Das vierzehnte Studioalbum der Band aus Athens ist tatsächlich mehr als ein Lippenbekenntnis in Sachen Rock. Die Songs trauen sich den Krach und laufen dem Pop trotzdem nicht davon. Das dissonante Sägen von "Man-sized wreath" mündet in die schwelgerischen Harmonie des Refrains. Und wenn Stipe in der janglenden Single "Supernatural superserious" von Demütigung und Tränen singt, bekommt das verwöhnte Ohr dies vor lauter Mitsingmelodie gar nicht richtig mit. Dass die Zündschnur der Songs deutlich kürzer ist als noch beim etwas langatmigen Vorgänger "Around the sun", ist alles, nur kein Nachteil.

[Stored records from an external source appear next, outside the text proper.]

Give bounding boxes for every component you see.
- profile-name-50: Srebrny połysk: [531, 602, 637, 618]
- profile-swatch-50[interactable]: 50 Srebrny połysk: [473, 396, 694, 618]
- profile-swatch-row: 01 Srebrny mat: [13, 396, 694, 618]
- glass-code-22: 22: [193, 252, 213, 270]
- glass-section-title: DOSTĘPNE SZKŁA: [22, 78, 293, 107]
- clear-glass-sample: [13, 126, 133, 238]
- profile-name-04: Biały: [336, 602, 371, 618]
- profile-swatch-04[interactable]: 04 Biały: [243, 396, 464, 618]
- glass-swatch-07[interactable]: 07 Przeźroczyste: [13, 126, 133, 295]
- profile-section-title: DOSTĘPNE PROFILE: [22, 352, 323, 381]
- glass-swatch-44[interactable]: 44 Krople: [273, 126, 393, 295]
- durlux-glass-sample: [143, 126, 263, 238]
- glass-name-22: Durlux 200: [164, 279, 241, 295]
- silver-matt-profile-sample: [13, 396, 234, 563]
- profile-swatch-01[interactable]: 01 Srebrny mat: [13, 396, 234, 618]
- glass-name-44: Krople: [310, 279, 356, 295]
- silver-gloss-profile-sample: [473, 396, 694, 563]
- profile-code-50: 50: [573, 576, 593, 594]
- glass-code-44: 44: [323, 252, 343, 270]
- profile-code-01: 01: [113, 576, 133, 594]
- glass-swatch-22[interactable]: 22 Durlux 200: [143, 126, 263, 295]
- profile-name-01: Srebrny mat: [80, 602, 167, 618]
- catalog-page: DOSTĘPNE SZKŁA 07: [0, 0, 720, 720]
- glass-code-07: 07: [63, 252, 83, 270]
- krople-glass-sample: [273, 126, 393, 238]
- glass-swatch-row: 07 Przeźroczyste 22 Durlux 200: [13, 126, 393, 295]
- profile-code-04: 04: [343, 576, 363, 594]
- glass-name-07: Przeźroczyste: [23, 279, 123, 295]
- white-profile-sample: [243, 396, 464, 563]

Lauter wohlige Kleinigkeiten versammeln sich auf "Accelerate". Dem bewölkten 6/8-Moll von "Houston" macht eine saftige Orgel Laune. "Sing for the submarine" pendelt zwischen perlender Sehnsucht und aufmüpfiger Widerspenstigkeit. Das unbehagliche Gitarrensurren im Hintergrund des Titelstücks schließt sich nahtlos an Großtaten wie "Orange crush" oder "The one I love" an. Auch das endzeitliche Mahnen von "Until the day is done" hat so manche gänsehautwürdige Verwandtschaft. Am Ende machen "Horse to water" oder "I'm gonna DJ" dann noch mal einen drauf: "Because death is final / I'm collecting vinyl / And I'm gonna DJ at the end of the world." Wenn die Band so viel Spaß an wiederentdeckten Stärken hat, kann der ohnehin schon erfolgsverwöhnte Produzent Jackknife Lee (u.a. U2, Snow Patrol, Bloc Party) nicht viel falsch machen. R.E.M. sind tatsächlich wieder auf der Überholspur.
Highlights & Tracklist
Highlights
- Living well is the best revenge
- Houston
- Accelerate
- Until the day is done
Tracklist
- Living well is the best revenge
- Man-sized wreath
- Supernatural superserious
- Hollow man
- Houston
- Accelerate
- Until the day is done
- Mr. Richards
- Sing for the submarine
- Horse to water
- I'm gonna DJ
Im Forum kommentieren
Gordon Fraser
2021-03-07 01:37:40
Seit Ewigkeiten mal wieder gehört. Angenehm kurzweilig, die Platte. Schade, dass sie diesen Stil im neuen Jahrtausend so selten durchgezogen haben.
The MACHINA of God
2020-04-10 21:46:17
"Accelerate": Nachdem der Vorgänger Kritiker, Fans und die Band selbst enttäuscht hat, musste das neue Album ein Neustart werden. Schon auf der Tour zu "Around the sun" wurde die Lahmarschigkeit abgelegt und wieder mehr "gerockt". Die Band wollte raus aus der Komfortzone der letzten beiden Alben und sich mehr auf die Wurzeln besinnen (wie auch die 80er-lastige Setlist der offiziellen Probe "Live at the Olympia" zeigt).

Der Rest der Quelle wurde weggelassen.